Friday, June 5, 2009

Obama calls for a month of celebration of LGBTI people

I am just totally enamoured with Obama right now. After a worrying curve ball at the beginning of his term, when several right wing extremists proposed proposition 8, it is so pleasing to note that Obama has come through on his promises to end discrimination in the USA.

The mere acknowledgement that LGBTI groups and individuals often go unacknowledged is a huge conceptual step for the American leadership, and it is going to force some of the more conservative Americans to take stock of what they believe in. This has been a long time coming and is worthy of admiration and praise from other nations.

Back home however, there is no indication that the same group of people are met with anything but hostility, social exclusion and violence. Corrective rape (where someone rapes you to try and 'turn' you back straight) is on the increase, gay-bashing is still a reality and the social awareness of diversity is limited. Our president made clear his opinion about homosexuality, and the evidence suggests that this is an opinion shared by a large group of people.

I wonder if Obama would be proud to say his roots were in Africa, if he knew that Africa is currently a place of intolerance and violence?
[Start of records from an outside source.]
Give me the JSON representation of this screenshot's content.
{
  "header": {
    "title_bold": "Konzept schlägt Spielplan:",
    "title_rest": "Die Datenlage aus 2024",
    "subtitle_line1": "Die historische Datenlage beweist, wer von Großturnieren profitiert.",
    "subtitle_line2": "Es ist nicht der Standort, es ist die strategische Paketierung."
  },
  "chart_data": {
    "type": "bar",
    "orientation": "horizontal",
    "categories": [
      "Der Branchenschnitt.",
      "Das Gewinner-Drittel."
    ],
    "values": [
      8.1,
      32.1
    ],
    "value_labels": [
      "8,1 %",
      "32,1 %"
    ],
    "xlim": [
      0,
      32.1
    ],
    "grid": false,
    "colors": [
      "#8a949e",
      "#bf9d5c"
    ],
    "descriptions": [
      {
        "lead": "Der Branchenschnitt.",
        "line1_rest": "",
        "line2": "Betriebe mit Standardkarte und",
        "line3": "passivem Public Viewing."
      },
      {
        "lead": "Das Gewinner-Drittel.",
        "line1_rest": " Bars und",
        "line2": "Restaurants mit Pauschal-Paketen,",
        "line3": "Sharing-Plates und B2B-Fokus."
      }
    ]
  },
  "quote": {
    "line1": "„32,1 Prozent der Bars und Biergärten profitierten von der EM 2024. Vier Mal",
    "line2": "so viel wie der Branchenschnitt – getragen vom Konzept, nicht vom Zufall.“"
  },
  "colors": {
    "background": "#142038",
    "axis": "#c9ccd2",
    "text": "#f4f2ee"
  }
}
I think our own leaders need to recognise that their conservative and regressive perspectives need broadening, and that gender and sexual equality should no longer be a theoretical construct but should be daily practice.

The State of the Nation address was ambitious, but there were glaring abscences that have occurred time and time again. How can the crime of rape, of which South Africa has the highest rate of a country not at war, go unmentioned in the address. This country is seeing both our women and our children abused and violated, stripped of their rights and irrevocably harmed, and for this crime to be unacknowledged is itself a crime. The news this week has had startling headlines such as "10000 child prostitutes in Johannesburg" and "530 child rapes a day". To end these crimes requires leaders of the highest ranks to recognise that something is very wrong here, and that they play a huge role in helping to restore a sense of dignity to vulnerable groups.

These are groups that require us to change our thinking. To open our minds and accept others, and to celebrate them.
We are such a diverse country, and I hope that 2009 brings a celebration of this diversity, rather than a hardening of minds and hearts.